Individual-level moderator

We might also be interested in whether gender moderates the treatment effect in a three-level CRT. The Level 1 model or student-level model is now

Y_{i j k} = π_{0 j k} + π_{1 j k} X_{i j k} + e_{i j k} e_{i j k} ~ N (0, σ_{| x}^{2}),

where Y_ijk is the math achievement for individual i = {1, …, n} in teacher j = {1, …, J} in school k = {1, …, K}; π_0jk is the mean achievement for teacher j in school k; X_ijk is an indicator for gender, with −½ for boys and ½ for girls; π_1jk is the gender gap for teacher j in school k; and e_ij is the residual error associated with students. The percentage of variance explained by gender is $R_{| x}^{2} = 1 - \frac{σ_{| x}^{2}}{σ^{2}}$ . For simplicity of interpretation, we do not aggregate gender to the next levels. The teacher-level model is

\begin{array}{l} π_{0 j k} = β_{00 k} + r_{00 k} r_{00 k} ~ N (0, τ_{π}), \\ π_{1 j k} = β_{10 k} \end{array}

where β_00k is the mean achievement across schools; r_00k is the error associated with mean achievement across teachers in schools with variance τ_π. Note we do not allow the gender gap to vary randomly across teachers in schools. The new Level 3 model is

\begin{array}{l} β_{00 k} = γ_{000} + γ_{001} T_{K} + u_{00 k} u_{00 k} ~ N (0, τ_{β_{00}}), \\ β_{10 K} = γ_{100} + γ_{101} T_{K} \end{array}

where γ₀₀₀ is the grand mean achievement; T_k is a treatment indicator, with −½ for control and ½ for treatment; γ₀₀₁ is the overall treatment effect; γ₁₀₀ is the gender gap; γ₁₀₁ is the Treatment × Gender interaction; and r_00k is the error associated with schools with variance τ_β₀₀.

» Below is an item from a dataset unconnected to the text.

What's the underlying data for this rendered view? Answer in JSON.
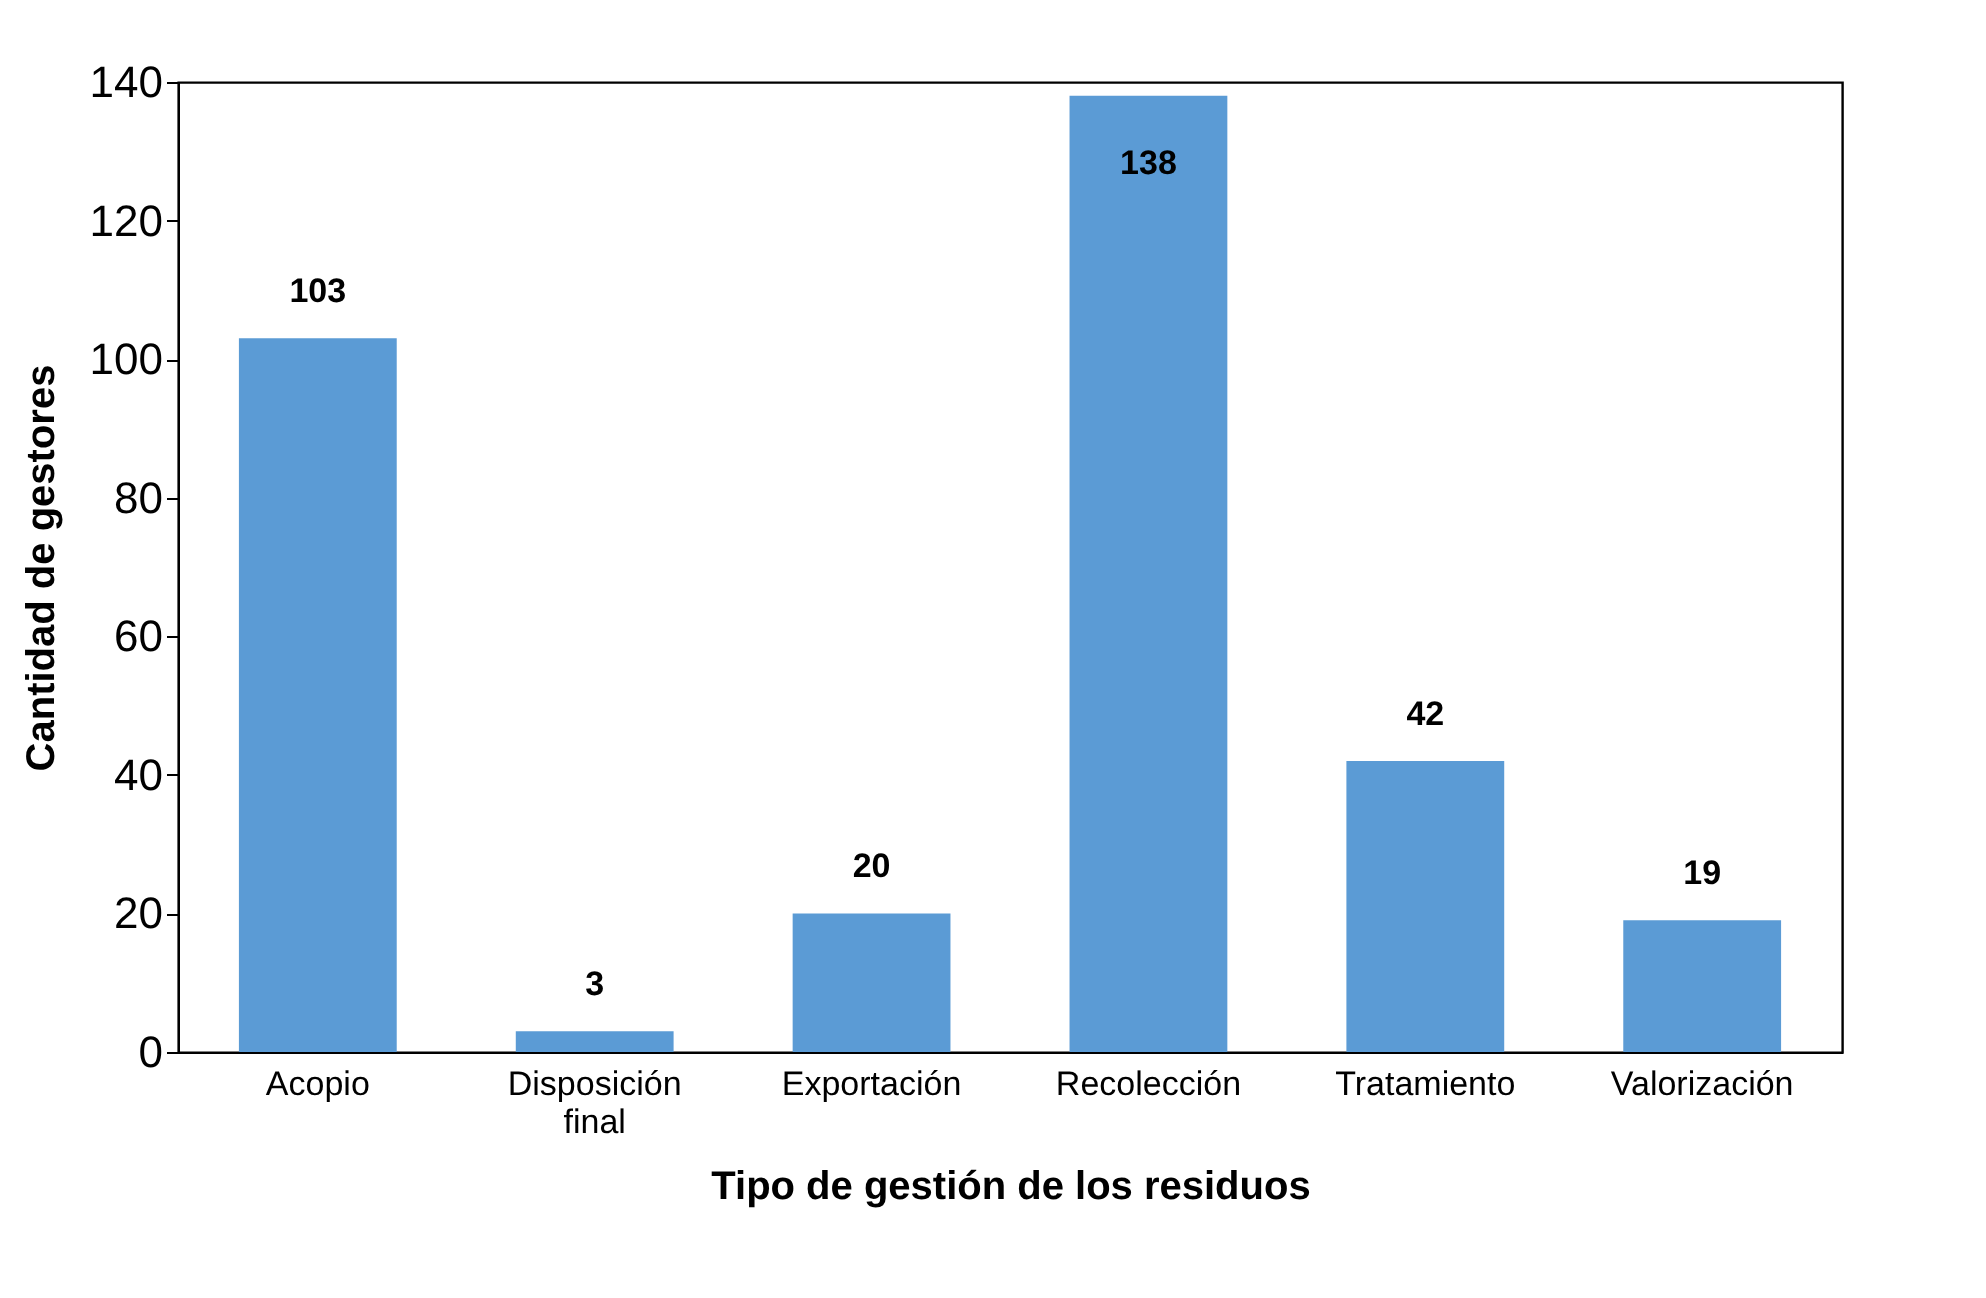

The moderator effect of interest is γ₁₀₁, which is estimated by ${\hat{γ}}_{101} = [{\bar{Y}}_{E}^{G} - {\bar{Y}}_{E}^{B}] - [{\bar{Y}}_{C}^{G} - {\bar{Y}}_{C}^{B}]$ . The variance of the estimated moderator effect is

Var ({\hat{γ}}_{101}) = [16 (1 - R_{| x}^{2}) σ^{2}] n J K .

The F-statistic in this case though is a ratio MS _T:X to the MS _C with n × J × K − J × K − K − 2 degrees of freedom and the noncentrality parameter is defined as

λ_{| x} = \frac{γ_{101}^{2}}{[16 (1 - R_{| x}^{2}) σ^{2}] n J K} or λ_{| x} = \frac{δ_{IND mod}^{2}}{[16 (1 - R_{| x}^{2}) (1 - ρ_{β} - ρ_{π})] / n J K},

where $δ_{IND \mod} = \frac{γ_{101}}{\sqrt{τ_{β} + τ_{π} + σ^{2}}}$ .

Note that because the moderator is at Level 1 and hence the difference between boys and girls is within teacher, the between-teacher and between-school variance components are removed from the variance of the moderator effect. Hence, the number of individuals per cluster is a critical sample size in power calculations for the individual-level moderator effect in a three-level CRT.

The three-level CRT is a natural extension of the two-level CRT and findings are similar. That is, for the main effect and the school-level moderator, the power is most heavily influenced by the total number of clusters. In addition, designing a study to detect a school-level moderator will require many more clusters than designing a study to detect the main effect of treatment since the moderator effect will likely be smaller and the variance of the estimated moderator effect may be up to 4 times that of the main effect. As we consider lower level moderators, the sample size at the level of the moderator becomes more important. That is, for a teacher-level moderator, the number of teachers is as important as the total number of schools, given that the between-school variance is removed. Further, for a student-level moderator, the number of students is as influential as the number of teachers per school and the total number of schools because the between-teacher and between-school variance components are removed from the moderator effect.

Unbalanced Designs

Thus far, we have assumed perfectly balanced designs. For example, in a two-level CRT with 40 total schools we assumed the ideal case, 20 schools in treatment and 20 schools in control, and 10 rural and 10 urban school in each condition. Given this structure, we maximize the power for both the test of the main effect and the cluster-level moderator.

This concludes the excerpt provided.